Big Chicken has an average check of about $8 without alcohol. The 3,800-square-foot Big Chicken seats about 101.

Unlike many celebrity-backed restaurants in Las Vegas, Piekarski said Big Chicken caters to locals, not tourists.

“We wanted to go in a different direction than the norm,” Piekarski said. “We want to get people here that are coming off work, but we’re also close enough to the airport that tourists will find their way here too. It’s fun — we’re not stuffy like a Gordon Ramsay steakhouse.”

For Silverman and Piekarski, going in a different direction started with meticulously planning every ingredient that goes into the menu items, like sourcing preservative-, antibiotic-, and cage-free chicken from Naked Truth. They even had to come up with a creative solution to O’Neal’s request for American cheese-topped sliders. To avoid using the processed cheese, the duo settled instead on an American-style Colby cheese.

They also worked with the former basketball player to personalize his involvement with the restaurant. The macaroni and cheese, Piekarski said, is a variation on O’Neal’s mother’s recipe that swaps out some ingredients and uses a Cheez-It crust.

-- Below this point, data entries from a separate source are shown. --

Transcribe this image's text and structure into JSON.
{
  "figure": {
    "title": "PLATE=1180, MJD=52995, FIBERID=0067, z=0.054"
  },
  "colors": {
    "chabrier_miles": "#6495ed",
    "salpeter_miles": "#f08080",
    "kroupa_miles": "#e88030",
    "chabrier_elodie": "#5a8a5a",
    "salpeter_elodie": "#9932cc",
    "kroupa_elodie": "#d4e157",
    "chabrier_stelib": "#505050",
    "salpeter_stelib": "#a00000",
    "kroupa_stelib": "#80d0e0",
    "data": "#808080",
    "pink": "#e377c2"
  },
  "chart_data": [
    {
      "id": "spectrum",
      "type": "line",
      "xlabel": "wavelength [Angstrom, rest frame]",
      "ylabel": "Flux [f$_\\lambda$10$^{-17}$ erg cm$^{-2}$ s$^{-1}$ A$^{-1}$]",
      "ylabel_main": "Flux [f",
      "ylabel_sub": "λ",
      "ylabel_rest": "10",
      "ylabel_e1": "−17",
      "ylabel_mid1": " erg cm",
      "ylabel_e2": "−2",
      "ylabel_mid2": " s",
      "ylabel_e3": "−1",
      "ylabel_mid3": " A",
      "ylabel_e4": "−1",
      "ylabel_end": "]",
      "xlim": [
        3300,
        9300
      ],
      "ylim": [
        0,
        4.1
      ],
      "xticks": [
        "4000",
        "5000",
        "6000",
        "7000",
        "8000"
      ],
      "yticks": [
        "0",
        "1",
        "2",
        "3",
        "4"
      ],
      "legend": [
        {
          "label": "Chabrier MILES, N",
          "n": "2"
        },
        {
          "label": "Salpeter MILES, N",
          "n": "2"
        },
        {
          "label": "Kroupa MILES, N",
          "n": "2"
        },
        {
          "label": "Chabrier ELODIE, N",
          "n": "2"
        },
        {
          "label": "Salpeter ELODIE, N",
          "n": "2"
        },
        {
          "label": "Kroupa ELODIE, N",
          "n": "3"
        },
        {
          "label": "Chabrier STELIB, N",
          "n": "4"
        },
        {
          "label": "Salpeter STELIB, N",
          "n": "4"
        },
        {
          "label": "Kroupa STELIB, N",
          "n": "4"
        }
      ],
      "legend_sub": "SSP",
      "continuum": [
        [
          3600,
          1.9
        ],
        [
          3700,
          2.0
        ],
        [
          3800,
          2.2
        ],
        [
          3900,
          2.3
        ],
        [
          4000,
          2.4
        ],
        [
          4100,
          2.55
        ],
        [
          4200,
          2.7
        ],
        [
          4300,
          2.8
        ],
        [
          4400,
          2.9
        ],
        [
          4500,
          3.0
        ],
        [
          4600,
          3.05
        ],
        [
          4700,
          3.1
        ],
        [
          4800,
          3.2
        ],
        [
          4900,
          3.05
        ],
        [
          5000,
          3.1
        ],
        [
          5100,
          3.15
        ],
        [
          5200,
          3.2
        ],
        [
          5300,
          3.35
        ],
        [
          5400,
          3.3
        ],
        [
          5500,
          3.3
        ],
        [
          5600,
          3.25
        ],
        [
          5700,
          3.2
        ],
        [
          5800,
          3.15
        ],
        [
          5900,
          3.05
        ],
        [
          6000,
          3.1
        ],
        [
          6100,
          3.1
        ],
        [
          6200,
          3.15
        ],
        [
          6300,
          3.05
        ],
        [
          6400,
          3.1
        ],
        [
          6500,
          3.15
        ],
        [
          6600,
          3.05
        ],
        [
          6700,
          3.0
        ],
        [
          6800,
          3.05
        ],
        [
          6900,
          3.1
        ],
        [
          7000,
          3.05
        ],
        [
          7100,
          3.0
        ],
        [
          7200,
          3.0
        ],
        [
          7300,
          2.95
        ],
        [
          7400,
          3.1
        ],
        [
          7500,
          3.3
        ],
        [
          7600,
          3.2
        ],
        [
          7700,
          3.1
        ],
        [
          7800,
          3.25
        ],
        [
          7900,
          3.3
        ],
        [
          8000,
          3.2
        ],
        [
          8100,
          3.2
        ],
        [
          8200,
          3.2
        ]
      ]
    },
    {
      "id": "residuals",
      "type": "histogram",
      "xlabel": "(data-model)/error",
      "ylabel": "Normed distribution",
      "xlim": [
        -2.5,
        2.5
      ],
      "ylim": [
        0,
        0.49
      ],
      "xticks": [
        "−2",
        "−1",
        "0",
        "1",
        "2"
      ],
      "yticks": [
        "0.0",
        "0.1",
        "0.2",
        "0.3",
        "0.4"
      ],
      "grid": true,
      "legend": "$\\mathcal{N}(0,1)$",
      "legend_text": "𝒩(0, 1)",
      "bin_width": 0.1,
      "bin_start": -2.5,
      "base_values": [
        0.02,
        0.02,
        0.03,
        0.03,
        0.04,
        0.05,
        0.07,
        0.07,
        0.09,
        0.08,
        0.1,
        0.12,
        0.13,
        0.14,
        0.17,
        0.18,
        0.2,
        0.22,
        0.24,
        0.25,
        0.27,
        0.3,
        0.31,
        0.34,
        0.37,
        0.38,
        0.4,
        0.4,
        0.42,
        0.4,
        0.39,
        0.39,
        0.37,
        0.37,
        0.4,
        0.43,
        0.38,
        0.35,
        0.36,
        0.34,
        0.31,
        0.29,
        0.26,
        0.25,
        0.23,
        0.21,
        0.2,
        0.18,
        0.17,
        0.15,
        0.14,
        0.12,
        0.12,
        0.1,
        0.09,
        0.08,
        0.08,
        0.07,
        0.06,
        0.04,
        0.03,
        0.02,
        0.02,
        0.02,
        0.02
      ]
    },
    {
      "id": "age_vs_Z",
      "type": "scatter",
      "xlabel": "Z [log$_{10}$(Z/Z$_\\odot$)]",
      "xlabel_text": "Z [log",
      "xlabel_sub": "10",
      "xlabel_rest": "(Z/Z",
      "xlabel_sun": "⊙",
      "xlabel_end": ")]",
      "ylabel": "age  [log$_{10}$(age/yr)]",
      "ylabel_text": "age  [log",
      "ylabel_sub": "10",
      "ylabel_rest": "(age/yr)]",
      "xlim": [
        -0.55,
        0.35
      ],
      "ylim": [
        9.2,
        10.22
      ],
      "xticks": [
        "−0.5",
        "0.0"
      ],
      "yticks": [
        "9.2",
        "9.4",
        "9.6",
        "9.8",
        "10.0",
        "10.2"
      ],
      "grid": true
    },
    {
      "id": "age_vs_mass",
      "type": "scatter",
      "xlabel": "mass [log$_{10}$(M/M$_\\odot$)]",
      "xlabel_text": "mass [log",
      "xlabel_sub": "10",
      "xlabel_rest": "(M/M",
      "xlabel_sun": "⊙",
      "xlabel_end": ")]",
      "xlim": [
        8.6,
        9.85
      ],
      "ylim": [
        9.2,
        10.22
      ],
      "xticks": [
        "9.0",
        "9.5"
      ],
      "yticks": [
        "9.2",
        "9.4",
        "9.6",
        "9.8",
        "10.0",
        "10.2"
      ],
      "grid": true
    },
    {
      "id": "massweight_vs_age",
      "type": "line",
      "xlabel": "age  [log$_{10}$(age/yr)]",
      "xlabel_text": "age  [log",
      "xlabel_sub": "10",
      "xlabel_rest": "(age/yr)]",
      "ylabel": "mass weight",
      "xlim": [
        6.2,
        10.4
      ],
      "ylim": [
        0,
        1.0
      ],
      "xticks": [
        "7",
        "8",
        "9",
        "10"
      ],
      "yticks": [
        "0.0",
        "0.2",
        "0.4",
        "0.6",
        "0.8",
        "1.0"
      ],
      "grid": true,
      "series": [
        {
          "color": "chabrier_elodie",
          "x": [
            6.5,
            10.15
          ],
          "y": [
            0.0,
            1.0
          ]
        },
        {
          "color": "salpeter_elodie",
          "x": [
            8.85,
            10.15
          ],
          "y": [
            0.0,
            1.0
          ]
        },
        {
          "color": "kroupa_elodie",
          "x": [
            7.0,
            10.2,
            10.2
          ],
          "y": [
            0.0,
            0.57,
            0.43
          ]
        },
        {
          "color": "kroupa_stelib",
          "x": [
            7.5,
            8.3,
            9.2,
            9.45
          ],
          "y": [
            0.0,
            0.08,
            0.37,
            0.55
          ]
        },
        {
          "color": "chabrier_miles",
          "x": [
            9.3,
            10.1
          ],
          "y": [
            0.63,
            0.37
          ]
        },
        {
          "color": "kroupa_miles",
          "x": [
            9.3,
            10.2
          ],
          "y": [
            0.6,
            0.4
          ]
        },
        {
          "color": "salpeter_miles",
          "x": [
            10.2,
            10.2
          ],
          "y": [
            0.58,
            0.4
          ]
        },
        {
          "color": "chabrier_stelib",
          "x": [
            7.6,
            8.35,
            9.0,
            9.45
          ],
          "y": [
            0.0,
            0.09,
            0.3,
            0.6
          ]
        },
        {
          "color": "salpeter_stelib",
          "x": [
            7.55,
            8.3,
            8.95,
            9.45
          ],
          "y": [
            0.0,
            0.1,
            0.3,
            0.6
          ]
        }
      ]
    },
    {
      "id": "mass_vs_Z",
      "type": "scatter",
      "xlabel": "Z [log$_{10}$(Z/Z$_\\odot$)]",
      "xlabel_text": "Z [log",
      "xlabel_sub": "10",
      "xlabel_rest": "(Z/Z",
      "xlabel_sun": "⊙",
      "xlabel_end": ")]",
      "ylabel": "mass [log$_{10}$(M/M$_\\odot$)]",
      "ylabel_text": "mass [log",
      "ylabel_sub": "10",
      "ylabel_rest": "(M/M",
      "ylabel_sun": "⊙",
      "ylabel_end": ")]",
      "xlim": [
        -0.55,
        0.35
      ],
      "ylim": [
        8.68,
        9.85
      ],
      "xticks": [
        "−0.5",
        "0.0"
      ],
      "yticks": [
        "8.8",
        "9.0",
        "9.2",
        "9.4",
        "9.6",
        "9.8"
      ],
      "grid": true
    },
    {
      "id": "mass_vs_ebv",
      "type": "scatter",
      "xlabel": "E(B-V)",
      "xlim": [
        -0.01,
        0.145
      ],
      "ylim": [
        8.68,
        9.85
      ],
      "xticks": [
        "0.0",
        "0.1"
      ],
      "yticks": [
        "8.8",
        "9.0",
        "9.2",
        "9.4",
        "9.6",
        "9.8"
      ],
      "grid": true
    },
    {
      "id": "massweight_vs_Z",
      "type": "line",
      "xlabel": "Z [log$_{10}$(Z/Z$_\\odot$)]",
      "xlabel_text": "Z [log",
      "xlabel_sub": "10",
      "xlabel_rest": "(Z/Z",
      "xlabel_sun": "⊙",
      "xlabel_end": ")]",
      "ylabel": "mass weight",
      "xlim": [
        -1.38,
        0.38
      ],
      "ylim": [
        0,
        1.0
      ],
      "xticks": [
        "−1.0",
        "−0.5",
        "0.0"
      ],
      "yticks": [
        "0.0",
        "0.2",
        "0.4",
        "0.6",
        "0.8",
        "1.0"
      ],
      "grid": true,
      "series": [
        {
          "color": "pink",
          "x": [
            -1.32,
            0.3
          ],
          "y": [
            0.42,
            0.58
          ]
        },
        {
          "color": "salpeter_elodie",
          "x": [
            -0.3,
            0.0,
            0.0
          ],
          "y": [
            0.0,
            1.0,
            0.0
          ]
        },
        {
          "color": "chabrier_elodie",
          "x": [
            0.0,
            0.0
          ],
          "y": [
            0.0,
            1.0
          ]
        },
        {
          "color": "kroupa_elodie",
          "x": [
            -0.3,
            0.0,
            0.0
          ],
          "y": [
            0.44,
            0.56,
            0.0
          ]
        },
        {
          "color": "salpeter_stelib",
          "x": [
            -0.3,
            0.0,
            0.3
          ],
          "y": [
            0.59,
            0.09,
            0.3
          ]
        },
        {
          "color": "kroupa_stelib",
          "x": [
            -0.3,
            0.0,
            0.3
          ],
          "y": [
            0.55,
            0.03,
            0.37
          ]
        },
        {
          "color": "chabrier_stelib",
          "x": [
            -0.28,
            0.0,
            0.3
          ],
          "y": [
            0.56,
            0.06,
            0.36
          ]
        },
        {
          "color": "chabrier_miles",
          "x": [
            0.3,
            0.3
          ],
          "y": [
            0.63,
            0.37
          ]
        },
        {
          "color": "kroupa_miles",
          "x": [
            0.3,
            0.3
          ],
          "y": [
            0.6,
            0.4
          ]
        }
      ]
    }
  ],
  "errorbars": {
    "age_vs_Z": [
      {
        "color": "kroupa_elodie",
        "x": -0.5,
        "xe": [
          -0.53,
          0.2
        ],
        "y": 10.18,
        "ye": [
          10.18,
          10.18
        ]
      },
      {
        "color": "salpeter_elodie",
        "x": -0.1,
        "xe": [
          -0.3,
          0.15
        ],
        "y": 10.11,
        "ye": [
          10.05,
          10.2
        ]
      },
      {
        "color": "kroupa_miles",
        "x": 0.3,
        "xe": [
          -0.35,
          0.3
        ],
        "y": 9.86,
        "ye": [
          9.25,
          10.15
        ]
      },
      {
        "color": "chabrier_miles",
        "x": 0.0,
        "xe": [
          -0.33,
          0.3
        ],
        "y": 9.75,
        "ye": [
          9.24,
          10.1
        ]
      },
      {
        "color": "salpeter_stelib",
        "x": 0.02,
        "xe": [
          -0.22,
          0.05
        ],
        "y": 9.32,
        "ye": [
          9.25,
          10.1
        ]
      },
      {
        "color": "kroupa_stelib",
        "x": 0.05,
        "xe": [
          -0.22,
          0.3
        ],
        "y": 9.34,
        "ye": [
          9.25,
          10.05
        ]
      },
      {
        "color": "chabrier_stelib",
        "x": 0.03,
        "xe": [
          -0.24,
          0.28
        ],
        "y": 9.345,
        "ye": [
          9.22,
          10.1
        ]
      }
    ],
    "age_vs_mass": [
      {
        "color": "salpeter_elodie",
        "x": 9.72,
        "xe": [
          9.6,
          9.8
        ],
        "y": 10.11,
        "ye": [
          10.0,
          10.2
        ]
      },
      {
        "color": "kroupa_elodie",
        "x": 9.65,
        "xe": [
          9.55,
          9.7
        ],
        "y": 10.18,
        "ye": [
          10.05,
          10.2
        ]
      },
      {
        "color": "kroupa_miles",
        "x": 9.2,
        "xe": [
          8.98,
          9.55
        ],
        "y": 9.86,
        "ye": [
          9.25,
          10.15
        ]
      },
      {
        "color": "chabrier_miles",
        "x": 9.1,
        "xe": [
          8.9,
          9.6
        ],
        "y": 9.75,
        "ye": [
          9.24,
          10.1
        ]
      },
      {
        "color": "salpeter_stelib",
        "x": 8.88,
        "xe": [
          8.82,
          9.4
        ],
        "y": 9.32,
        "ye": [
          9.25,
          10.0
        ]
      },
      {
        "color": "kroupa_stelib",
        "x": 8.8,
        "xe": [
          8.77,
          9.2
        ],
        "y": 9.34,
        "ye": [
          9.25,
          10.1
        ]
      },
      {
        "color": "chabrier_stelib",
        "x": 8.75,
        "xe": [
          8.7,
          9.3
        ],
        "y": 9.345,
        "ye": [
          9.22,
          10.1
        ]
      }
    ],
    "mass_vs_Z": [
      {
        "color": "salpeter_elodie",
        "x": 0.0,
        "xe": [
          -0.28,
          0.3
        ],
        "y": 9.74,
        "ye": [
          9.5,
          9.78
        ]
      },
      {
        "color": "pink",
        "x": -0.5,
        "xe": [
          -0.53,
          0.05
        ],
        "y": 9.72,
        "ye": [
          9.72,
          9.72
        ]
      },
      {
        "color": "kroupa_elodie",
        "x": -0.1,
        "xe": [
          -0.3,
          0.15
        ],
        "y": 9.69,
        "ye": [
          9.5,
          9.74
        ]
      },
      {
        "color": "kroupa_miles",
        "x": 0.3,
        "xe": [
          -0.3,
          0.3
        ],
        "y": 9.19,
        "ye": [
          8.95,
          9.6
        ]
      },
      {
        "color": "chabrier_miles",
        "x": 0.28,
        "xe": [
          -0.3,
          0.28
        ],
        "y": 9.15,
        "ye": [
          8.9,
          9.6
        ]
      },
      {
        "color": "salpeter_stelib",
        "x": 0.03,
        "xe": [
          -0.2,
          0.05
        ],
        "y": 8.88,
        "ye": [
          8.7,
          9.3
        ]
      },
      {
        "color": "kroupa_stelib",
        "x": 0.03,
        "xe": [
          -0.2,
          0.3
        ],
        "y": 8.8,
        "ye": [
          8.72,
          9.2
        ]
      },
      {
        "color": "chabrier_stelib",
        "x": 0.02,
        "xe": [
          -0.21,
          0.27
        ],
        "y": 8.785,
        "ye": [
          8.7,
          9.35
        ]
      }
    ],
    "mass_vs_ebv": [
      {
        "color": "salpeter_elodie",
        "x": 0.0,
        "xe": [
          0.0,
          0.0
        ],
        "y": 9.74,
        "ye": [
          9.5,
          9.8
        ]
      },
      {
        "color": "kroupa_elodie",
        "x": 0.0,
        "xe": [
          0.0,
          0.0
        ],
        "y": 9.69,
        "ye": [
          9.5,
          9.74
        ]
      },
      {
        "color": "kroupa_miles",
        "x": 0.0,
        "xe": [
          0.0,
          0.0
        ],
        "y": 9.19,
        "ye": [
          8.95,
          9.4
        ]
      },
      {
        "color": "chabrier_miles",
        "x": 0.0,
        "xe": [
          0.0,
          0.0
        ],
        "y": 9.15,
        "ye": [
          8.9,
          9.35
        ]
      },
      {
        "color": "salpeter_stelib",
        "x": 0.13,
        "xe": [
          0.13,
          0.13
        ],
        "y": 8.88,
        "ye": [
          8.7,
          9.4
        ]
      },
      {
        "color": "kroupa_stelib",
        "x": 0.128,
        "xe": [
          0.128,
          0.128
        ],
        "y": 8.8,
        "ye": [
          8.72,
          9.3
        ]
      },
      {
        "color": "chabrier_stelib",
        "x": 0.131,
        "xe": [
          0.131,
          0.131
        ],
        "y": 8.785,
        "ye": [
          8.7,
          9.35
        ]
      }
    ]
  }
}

In conjunction with the restaurant opening, O’Neal also launched an eight-episode reality series on Facebook called Big Chicken Shaq with Asylum Entertainment about what it’s like to open a fried-chicken restaurant. In the show, the basketball icon promotes his restaurant and gets into reality show-worthy antics.

Silverman and Piekarski’s partnership with O’Neal won’t end in Las Vegas.

The team has more Big Chicken restaurants in the works for Los Angeles and Atlanta, in addition to a Southern cuisine-inspired sit-down restaurant to be called Shaquille’s inside the downtown Los Angeles entertainment complex L.A. Live.